I threw the pack over my shoulder and ran.
My armor was no longer waterlogged, but the swamp still slowed me down. The mushrooms had moved, and the marks I had left behind me on my way in were gone, so I climbed on to one of the higher caps and looked for the stone hut where I'd left the minecart. There it was, only a few miles away through zombie infested wilderness. It hadn't disappeared or been overgrown. The runes must have kept the fungus from swallowing the structure.
I jumped back down, trusting Featherfall to give me a soft landing, and jogged non-stop through the muck. Water sucked at my boots, but I didn't slow. When a zombie reared up in front of me, I hacked it in half. When a squid dropped out of the canopy, I grabbed it before it landed, spun it around my head, and threw it at a mushroom.
Its color changed from slate gray to hot pink as it bounced off the cap and landed in a shallow pool. I didn't bother killing it, instead charging headlong into a swarm of giant gnats. One of them slipped in through my visor. I opened my mouth, sucked in, bit down on it, and kept going. Its bitter insides covered my tongue, mingling with the bile that had already risen in my throat.
The cart was still in place, the gates and levers in working order. Its wheels spun when I flipped its switch, and it carried me off of the island and back into the space between. As there was no way for me to increase its speed, I ground my teeth and stewed until it arrived at the first asteroid. Nothing had changed. If a decade had passed, the map on the wall could be wrong. All the islands could be in new positions. But I'd taken a right to get to Zombie Island, and the cart was keyed to the asteroid regardless of their actual location. So I left the track in its current position and kept going.
Ten years. What would the world look like when I got back? Had Dargoth conquered the Free Kingdoms? Had Bojack decided Esmelda had outlived her usefulness?

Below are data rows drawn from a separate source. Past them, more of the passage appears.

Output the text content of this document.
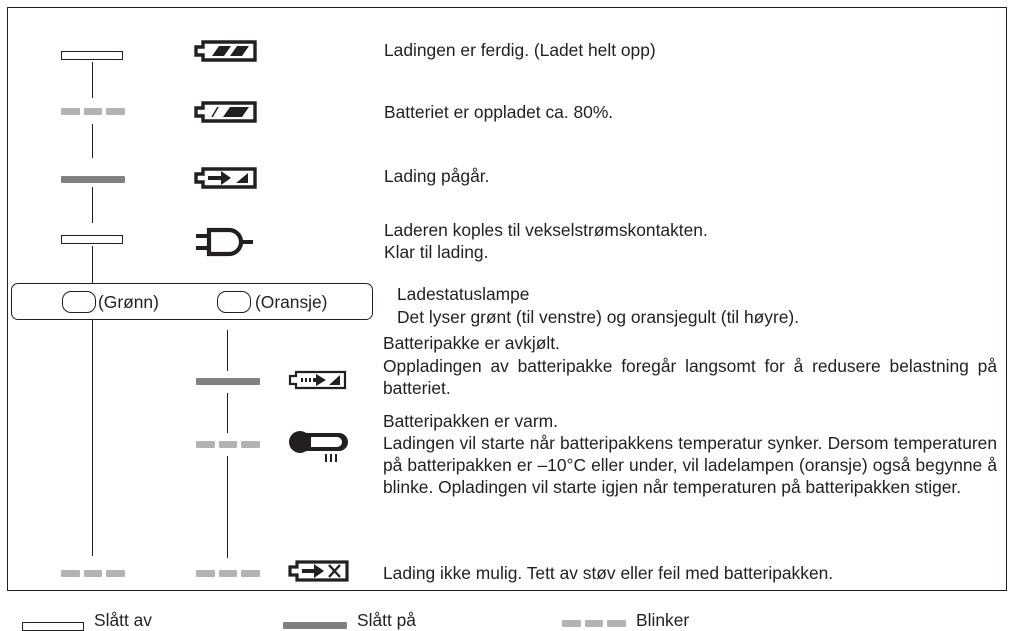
Ladingen er ferdig. (Ladet helt opp)
Batteriet er oppladet ca. 80%.
Lading pågår.
Laderen koples til vekselstrømskontakten.
Klar til lading.
(Grønn)	(Oransje)	Ladestatuslampe
Det lyser grønt (til venstre) og oransjegult (til høyre).
Batteripakke er avkjølt.
Oppladingen av batteripakke foregår langsomt for å redusere belastning på batteriet.
Batteripakken er varm.
Ladingen vil starte når batteripakkens temperatur synker. Dersom temperaturen på batteripakken er –10°C eller under, vil ladelampen (oransje) også begynne å blinke. Opladingen vil starte igjen når temperaturen på batteripakken stiger.
Lading ikke mulig. Tett av støv eller feil med batteripakken.
Slått av	Slått på	Blinker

I was going to kill him. But that had already been the plan. If he had hurt her, there had to be something worse you could do to a demon than kill them. Take his hands, keep him in a box. Let him see me rid Plana of Bedlam's infestation.
If Esmelda was gone, did I even care about that anymore?

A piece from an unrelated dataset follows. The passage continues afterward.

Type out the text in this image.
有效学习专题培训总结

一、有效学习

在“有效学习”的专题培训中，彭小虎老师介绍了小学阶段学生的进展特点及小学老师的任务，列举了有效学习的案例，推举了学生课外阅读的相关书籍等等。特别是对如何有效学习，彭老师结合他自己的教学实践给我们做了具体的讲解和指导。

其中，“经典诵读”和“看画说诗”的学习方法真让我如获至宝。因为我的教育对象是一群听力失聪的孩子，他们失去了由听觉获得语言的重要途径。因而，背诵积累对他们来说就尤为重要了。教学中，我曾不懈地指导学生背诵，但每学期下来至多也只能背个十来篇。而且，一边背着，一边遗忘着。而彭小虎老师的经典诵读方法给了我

She wasn't gone. I wouldn't accept that as a possibility. There were plenty of reasons for Bojack to keep her around as insurance against my return. No particular reason to kill her, even if he sent her to join the rest of the lillits as one of Kevin's slaves. And if ten years had really passed, she wouldn't be alone. She would be with our son.
The dream hadn't been real. But I believed there had been some truth in it, a gift, if a twisted one, from Mizu. We had a son.
The ride back to base was a long one.